Find #int \ (sin2x+1)/(1-sin2x) \ dx #?

1 Answer
Oct 5, 2017

# int \ (sin2x+1)/(1-sin2x) \ dx = - x -2/(tanx-1) + C #

Explanation:

We seek:

# I = int \ (sin2x+1)/(1-sin2x) \ dx #

We can write this as:

# I = int \ (1+sin2x)/(1-sin2x) \ dx #

# \ \ \ = -int \ (-1-sin2x)/(1-sin2x) \ dx #

# \ \ \ = -int \ (1-sin2x-2)/(1-sin2x) \ dx #

# \ \ \ = -int \ 1 -2/(1-sin2x) \ dx #

# \ \ \ = - int \ dx + 2 \ int 1/(1-sin2x) \ dx # ..... [A]

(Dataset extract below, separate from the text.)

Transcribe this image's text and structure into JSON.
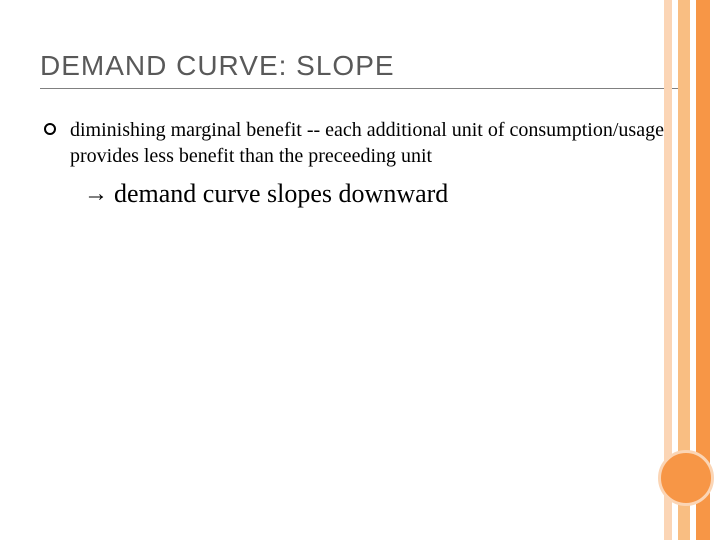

The first integral is standard, and for the second we have to perform some further analysis:

Using a standard Weierstraß trigonometric identity we have:

# \ \ \ \ \ \ \ sin x = (2tan(x/2))/(1+tan^2(x/2)) #

# :. sin 2x = (2tan(x))/(1+tan^2(x)) = 2tanx/sec^2x #

So, for the second integral, #I_2#, say,we have using this identity:

# I_2 = int \ 1/(1-sin2x) \ dx #

# \ \ \ = int \ 1/(1-2tanx/sec^2x) \ dx #

# \ \ \ = int \ 1/( (sec^2x-2tanx)/sec^2x) \ dx #

# \ \ \ = int \ (sec^2x)/( sec^2x-2tanx) \ dx #

# \ \ \ = int \ (sec^2x)/( tan^2x+1-2tanx) \ dx #

# \ \ \ = int \ (sec^2x)/( tanx-1 )^2 \ dx #

We can now easily integrate this if we perform a substitution:

Let #u= tanx-1 => (du)/dx = sec^2x #

Substituting into #I_2# we have:

# I_2 = int \ 1/u^2 \ du #
# \ \ \ = -1/u #
# \ \ \ = -1/(tanx-1) #

Hence, we can now integrate [A] to get:

# I = - x + 2(-1/(tanx-1)) + C #
# \ \ = - x -2/(tanx-1) + C #